Cometí la estupidez de enamorarme de ella, y al saber que había tenido un amante, profesor de filosofía, el dolor fue más grande. Chistoso, ¿no? Mi alma era un círculo de dudas, dolor y rabia; pero aún fue más cuando Elsa lo admitió con sonrisas candorosas. Hombre, muchachito, ¿qué te pasa? Normal, era normal. ¿No conoces los facts of life? ¿No sabías cómo te procrearon tus papitos? ¿Acaso tenía yo esa clase de convencionalismo burgueses? En realidad, me jactaba de no tenerlos. Pero, comprendan, con ella era distinto. Que me cuelguen si sabía por qué era distinto. Pero era. Considerándola fuera de ese núcleo, no podía creer que también estuviese en la onda. Por eso, más que nada (qui te va croire, petit?), fue mi llanto. No porque hubiera tenido un amante.

—Yaaa. ¿A poco no sabías?

—Bueno, sí, Gabrielito/

—Señorita Galván, procedamos con la lección/

—Claro, me acosté con él/

—Veremos la metafísica de los cuerpos, como nunca la pudo entender Kant, es decir, sobre un fondo mullido, acolchado, bamboleante.

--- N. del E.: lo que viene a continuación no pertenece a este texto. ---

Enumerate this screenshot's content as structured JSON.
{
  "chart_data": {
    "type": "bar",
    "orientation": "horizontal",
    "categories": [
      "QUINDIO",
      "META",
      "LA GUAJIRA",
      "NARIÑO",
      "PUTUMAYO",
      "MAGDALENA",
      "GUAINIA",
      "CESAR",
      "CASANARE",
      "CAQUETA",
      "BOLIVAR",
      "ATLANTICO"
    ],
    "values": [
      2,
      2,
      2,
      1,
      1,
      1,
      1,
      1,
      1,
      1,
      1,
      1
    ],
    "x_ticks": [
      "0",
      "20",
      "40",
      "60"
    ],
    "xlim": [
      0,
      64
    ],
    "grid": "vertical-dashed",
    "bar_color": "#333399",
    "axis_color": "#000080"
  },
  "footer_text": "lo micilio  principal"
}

—Era un relajo, Gabriel, en clase siempre le veía las piernas/

—¿No quiere tomar un café conmigo, señorita Galván?

—No, hace poco en realidad, pero, ¿de veras no sabías?

—Bésame, Elsa, esta noche te deseo más que nunca./

—¿Pero en qué país vives?/

Sino por mi imbecilidad de considerarla pura. Por eso lloré, yo, que la respetaba, por haberme equivocado. Yo, que empezaba a amarla, porque se había adueñado de mí ser. Yo El Equivocado.

—Mire, Elsa, el amor burgués es una cosa y nuestras relaciones, otra. El tipo mediocre necesita una mujer virgen, sumisa, que se ruborice al desnudarse en la oscuridad/

Pero no, no caeré en el mismo error. Ahora mismo iré por ella y será mía. No merece el tratamiento que le estaba dando. Ya aprenderá.

—Ya aprenderás, Gabriel.

Me levanté para lavar mi cara. Me vi en el espejo: ojos irritados, facciones descompuestas. Empapado de loción, tomé el teléfono.

—Quisiera ver si tienes tiempo libre para ir a un café.

Claro que ya no dije eso. Secamente ordené:

—Te espero en el Viena a las seis, no quiero que faltes.

Y colgué, dejándola, lo más probable, sorprendidísima. Ya son las cinco y cuarto, tendrá que apurarse.

Decidí llegar tarde, pero no teniendo nada que hacer, me senté tranquilamente. (Pensez, idiot, c'est ton heure.)

Escuché Die Lohengrin. Cuando dieron las seis y cuarto, fui al café Viena de Insurgentes.

Ahí estaba, tomando un vienés un poco disgustada. Desde sus confesiones (tres días antes), no la había visto. Y ya estaba ahí.